HIF-1 regulates target genes expression by binding to HIF-response elements (HREs) in promoters that contain the specific sequence 5'-NCGTG-3' [16]. By analyzing the QSOX1 gene sequence, we identified two putative HIF-1 response elements (HRE) respectively located at the first exon and the first intron region of QSOX1 gene (HRE1-28 5'- GCGTG -3'-23 and HRE2-801 5' -GCGTG- 3'-796) (Fig. 3A). We then generated a human QSOX1 promoter-driven luciferase reporter gene containing both HRE1 and HRE2. As expected, QSOX1 promoter activity was dramatically enhanced by hypoxic stimuli (Fig. 3B). Furthermore, mutation of either HRE1 or HRE2 largely lowered HIF-1α-induced luciferase gene expression and mutation of both HRE1 and HRE2 completely abolished HIF-1α-induced luciferase gene expression (Fig. 3C). In addition, chromatin immunoprecipitation assays in PANC-1 cells revealed that HIF-1α could bound to both HRE1 and HRE2 under hypoxic condition (Fig. 3D). Collectively, these foundings suggested that HIF-1's binding to the hypoxia response elements on the QSOX1 promoter was essentially required for QSOX1 induction.

It is well documented that hypoxia could trigger cancer cells invasion [17]. QSOX1 has been indicated to play an important role in pancreatic cancer invasion.

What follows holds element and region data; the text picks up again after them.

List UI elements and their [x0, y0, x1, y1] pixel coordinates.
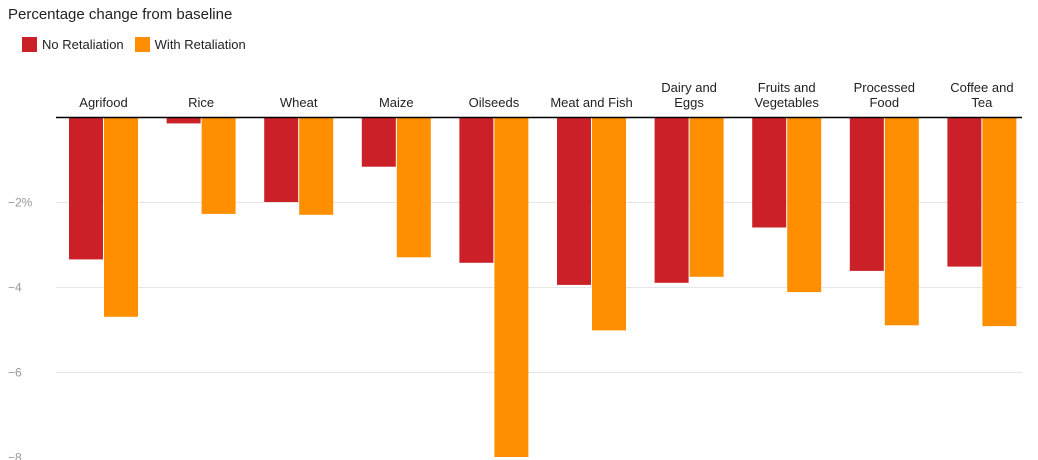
- bar: [787, 117, 822, 293]
- category-label-line: Agrifood: [79, 95, 127, 110]
- category-label-line: Food: [869, 95, 899, 110]
- category-label: Dairy and Eggs: [661, 80, 717, 110]
- chart-title: Percentage change from baseline: [8, 6, 233, 23]
- legend-label-no-retaliation: No Retaliation: [42, 37, 124, 52]
- category-label: Rice: [188, 95, 214, 110]
- category-label-line: Maize: [379, 95, 414, 110]
- bar: [494, 117, 529, 457]
- category-label: Fruits and Vegetables: [755, 80, 820, 110]
- bar: [849, 117, 884, 271]
- bar: [361, 117, 396, 167]
- category-label: Processed Food: [854, 80, 915, 110]
- bar: [69, 117, 103, 260]
- category-label-line: Coffee and: [950, 80, 1013, 95]
- legend-label-with-retaliation: With Retaliation: [154, 37, 246, 52]
- bar: [947, 117, 982, 267]
- category-label-line: Oilseeds: [469, 95, 520, 110]
- category-label-line: Processed: [854, 80, 915, 95]
- legend-item-with-retaliation: With Retaliation: [134, 37, 246, 52]
- category-label: Meat and Fish: [550, 95, 632, 110]
- legend-swatch-with-retaliation: [134, 37, 150, 52]
- y-tick-label: −4: [8, 281, 22, 295]
- bar: [982, 117, 1017, 327]
- bar: [884, 117, 919, 326]
- category-label-line: Eggs: [674, 95, 704, 110]
- category-label-line: Meat and Fish: [550, 95, 632, 110]
- category-label-line: Tea: [971, 95, 993, 110]
- legend-item-no-retaliation: No Retaliation: [22, 37, 124, 52]
- category-label: Maize: [379, 95, 414, 110]
- bar: [396, 117, 431, 258]
- category-label: Wheat: [280, 95, 318, 110]
- category-label: Agrifood: [79, 95, 127, 110]
- category-label-line: Rice: [188, 95, 214, 110]
- y-tick-label: −8: [8, 451, 22, 460]
- category-label: Coffee and Tea: [950, 80, 1013, 110]
- legend-swatch-no-retaliation: [22, 37, 37, 52]
- bar: [299, 117, 334, 215]
- bar: [752, 117, 787, 228]
- bar: [166, 117, 201, 124]
- bar: [557, 117, 591, 285]
- category-label: Oilseeds: [469, 95, 520, 110]
- legend: No Retaliation With Retaliation: [22, 37, 257, 52]
- category-label-line: Wheat: [280, 95, 318, 110]
- bar: [201, 117, 236, 214]
- y-tick-label: −2%: [8, 196, 33, 210]
- category-label-line: Vegetables: [755, 95, 820, 110]
- bar: [264, 117, 299, 202]
- bar: [689, 117, 724, 277]
- category-label-line: Fruits and: [758, 80, 816, 95]
- bar: [592, 117, 626, 331]
- y-tick-label: −6: [8, 366, 22, 380]
- bar: [104, 117, 138, 317]
- bar: [459, 117, 494, 263]
- category-label-line: Dairy and: [661, 80, 717, 95]
- bar: [654, 117, 689, 283]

To investigate whether QSOX1 has a role in hypoxia-induced pancreatic cancer invasion, we inhibited the expression of QSOX1 in hypoxically treated PANC-1 cells. Both shRNAs could efficiently knock down endogenous QSOX1 expression (Fig. 4A). By employing an invasion model, we confirmed that hypoxia could significantly promote PANC-1 cells' invasion capacity(Fig. 4B). However, QSOX1-depleted hypoxically cultured PANC-1 cells demonstrated a decreased invasive phenotype (Fig. 4C). A similar phenomenon was also observed in QSOX1-depleted hypoxically treated CFPAC-1 cells (Fig. 4D). Taken together, these results indicated that QSOX1 played an important role in hypoxia-induced pancreatic cancer cells invasion.

In the present study we showed, for the first time to our knowledge, that hypoxia and hypoxia-mimicking reagent could significantly increase both the mRNA and protein levels of QSOX1 in human pancreatic cancer cells. Then by scanning the 5'-promoter region of QSOX1 for the consensus sequence of the HIF-1 response element (HRE), two potential binding sites for HIF-1 were revealed. By using luciferase and ChIP assays, we further proved that QSOX1 was a direct target gene for HIF-1 and both identified HREs were required for HIF-1α binding.

QSOX1 has been reported to be over-expressed in pancreatic cancer cell lines and pancreatic cancer samples and play an important role in pancreatic cancer invasion [11]. It has been suggested that in pancreatic tumor cells, QSOX1 directly contributes to an invasive and potentially metastatic phenotype partially through the activation of MMP2 and MMP9 [11]. However, how QSOX1 regulates the activity of MMP2 and MMP9 is completely unknown. The biological function of QSOX1 is to oxidate sulfhydryl members during protein folding to generate disulfide bonds in proteins, which ultimately reduce the shift from oxygen to hydrogen peroxide. However, whether the FAD-dependent sulfhydryl oxidase activity of QSOX1 is required for its invasion-promoting function remains completely elusive. The direct target of QSOX1 has not been yet identified, thus calling for further and more specific research and investigations. During the preparation of this work, a recently published paper showed that QSOX1 activity was required for the incorporation of laminin into the extracellular matrix (ECM) synthesized by fibroblasts, and ECM produced without QSOX1 was defective in supporting cell-matrix adhesion, which enriched our knowledge on QSOX1's biological roles [18]. Nevertheless, our data showed that the invasion ability of QSOX1-depleted hypoxically treated pancreatic cancer cells was dramatically decreased when compared with that of control-depleted cells. Thus, our data suggested an indispensable role of QSOX1 in hypoxia-induced pancreatic cancer invasion and suggested that QSOX1 could be a potential drug target for pancreatic cancer invasion and would be invaluable for guiding therapy.

The authors declare that they have no conflict of Interest.